A) Field of the Invention
The present invention relates generally to a micro pattern forming method and a semiconductor device manufacturing method, and more particularly to a method of forming a micro pattern by forming a photosensitive resist film on an antireflection film and exposing and developing the resist film, and to a method of manufacturing a semiconductor device using micro patterns.
B) Description of the Related Art
With reference to FIGS. 3A to 3C, description will be given on a method of forming a copper wiring line by using a conventional dual damascene method.
As shown in FIG. 3A, copper wiring lines 101 are formed in wiring grooves formed in a surface layer of an interlayer insulating film 100 on a semiconductor substrate. On this interlayer insulating film 100, a diffusion preventing film 102 is formed to prevent diffusion of copper. On this diffusion preventing film 102, an interlayer insulating film 103, an etching stopper film 104, an interlayer insulating film 105 and an antireflection film 106 are stacked in this order. A resist film 107 is formed on the antireflection film 106. The resist film 107 is exposed and developed to form an opening 107a corresponding to a via hole.
As the material of the antireflection film 106, material having an attenuation coefficient k larger than 1 is used.
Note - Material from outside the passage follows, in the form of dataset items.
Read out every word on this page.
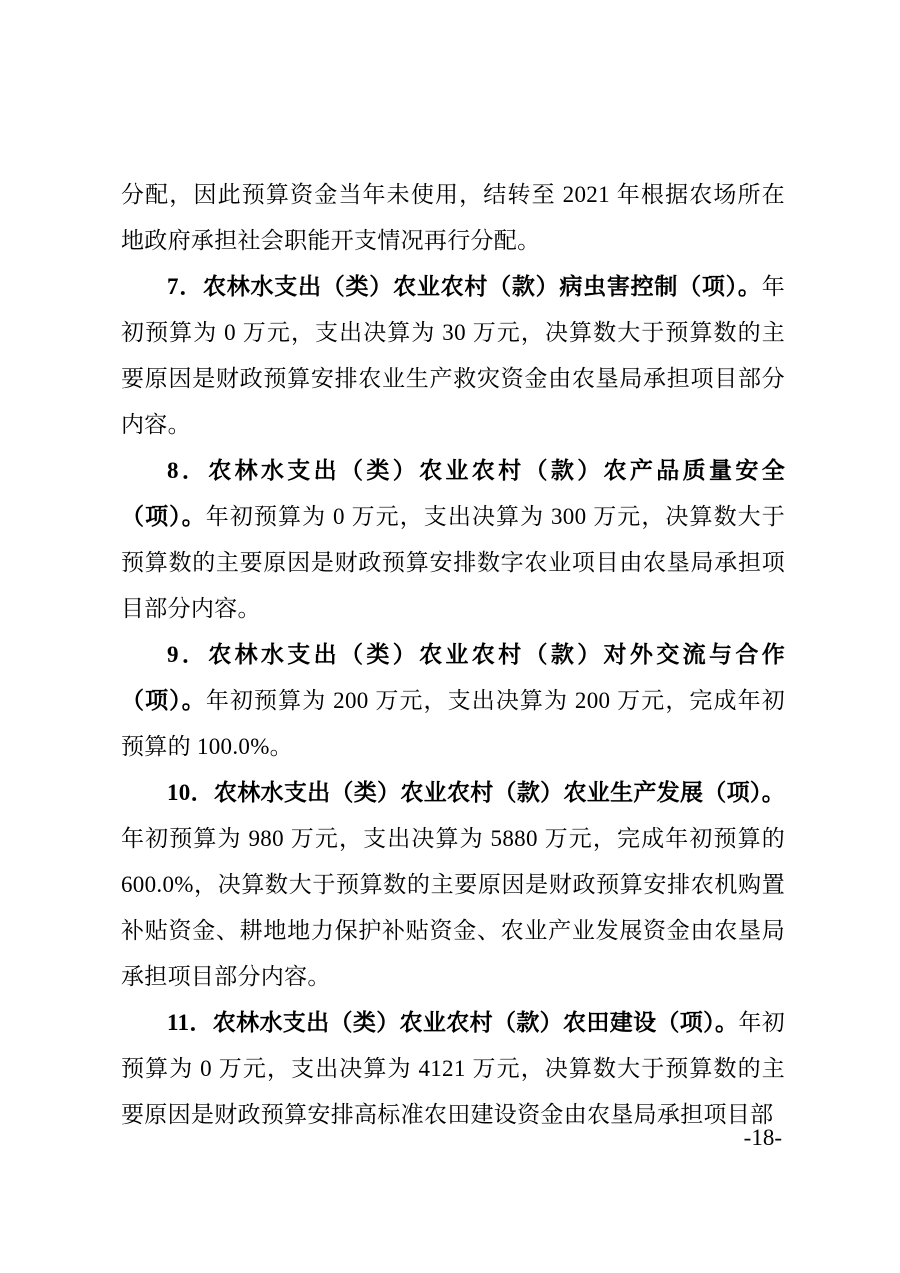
分配，因此预算资金当年未使用，结转至 2021 年根据农场所在地政府承担社会职能开支情况再行分配。

7．农林水支出（类）农业农村（款）病虫害控制（项）。年初预算为 0 万元，支出决算为 30 万元，决算数大于预算数的主要原因是财政预算安排农业生产救灾资金由农垦局承担项目部分内容。

8．农林水支出（类）农业农村（款）农产品质量安全（项）。年初预算为 0 万元，支出决算为 300 万元，决算数大于预算数的主要原因是财政预算安排数字农业项目由农垦局承担项目部分内容。

9．农林水支出（类）农业农村（款）对外交流与合作（项）。年初预算为 200 万元，支出决算为 200 万元，完成年初预算的 100.0%。

10．农林水支出（类）农业农村（款）农业生产发展（项）。年初预算为 980 万元，支出决算为 5880 万元，完成年初预算的 600.0%，决算数大于预算数的主要原因是财政预算安排农机购置补贴资金、耕地地力保护补贴资金、农业产业发展资金由农垦局承担项目部分内容。

11．农林水支出（类）农业农村（款）农田建设（项）。年初预算为 0 万元，支出决算为 4121 万元，决算数大于预算数的主要原因是财政预算安排高标准农田建设资金由农垦局承担项目部

-18-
This antireflection film mitigates the influence of a variation in reflection amounts of exposure light from the underlying film, so that the resist film 107 can be patterned with good controllability.
As shown in FIG. 3B, by using the resist film 107 as a mask, the films from the antireflection film 106 to the bottom of the interlayer film 103 are etched to form a via hole 110.
As shown in FIG. 3C, after the resist film 107 is removed, a wiring groove is formed reaching the upper surface of the etching stopper film 104. The diffusion preventing film 102 left on the bottom of the via hole 110 is removed to expose the copper wiring line 101. The wiring groove and via hole 110 is filled in with copper to form a copper wiring pattern.
If the diameter of the via hole 110 is 0.3 μm or larger, the via hole 110 can be formed by the above-described processes. However, if the diameter of the via hole 110 is smaller than 0.3 μm, a micro opening for the via hole is difficult to be formed due to a standing wave generated in the resist film 107.
With reference to FIGS. 4A and 4B, an exposure method will be described which is disclosed in Japanese Patent Laid-open Publication No. 2000-195791. The structure from an interlayer insulating film 100 to an antireflection film 106 shown in FIG. 4A is the same as that shown in FIG. 3A. In the conventional structure shown in FIG. 4A, a second antireflection film 120 is formed on the antireflection film 106. As shown in FIG. 4B, a resist film 121 is formed on the second antireflection film 120, exposed and developed.
The first antireflection film 106 is used in an absorption mode. In the absorption mode, exposure light is absorbed so that light scattered by the resist film can be reduced and undesired exposure can be avoided.
The second antireflection film 120 is used in a countervailing interference mode. In the countervailing interference mode, the phase of light reflected on the bottom of an antireflection film is shifted from the phase of light reflected on the top of the antireflection film, so that reflected light returning to the resist film can be reduced.
A lamination of an antireflection film used in the absorption mode and an antireflection film used in the countervailing interference mode can reduce reflected light returning to the resist film, allowing to form a micro pattern.
The related art is published in the JP-A-2000-195791.
In a practical production process, an opening having a desired size is not always formed through patterning a resist film. If the size of an opening after development is different from a design value, the resist film is removed by ashing and resist is again coated.
While the resist film is ashed, the surface layer of the second antireflection film 120 is decomposed by oxidation and the like. As the surface layer of the antireflection film 120 is decomposed, it is not possible to have desired reflectivity lowering effects. An optimum exposure amount becomes different from a design value.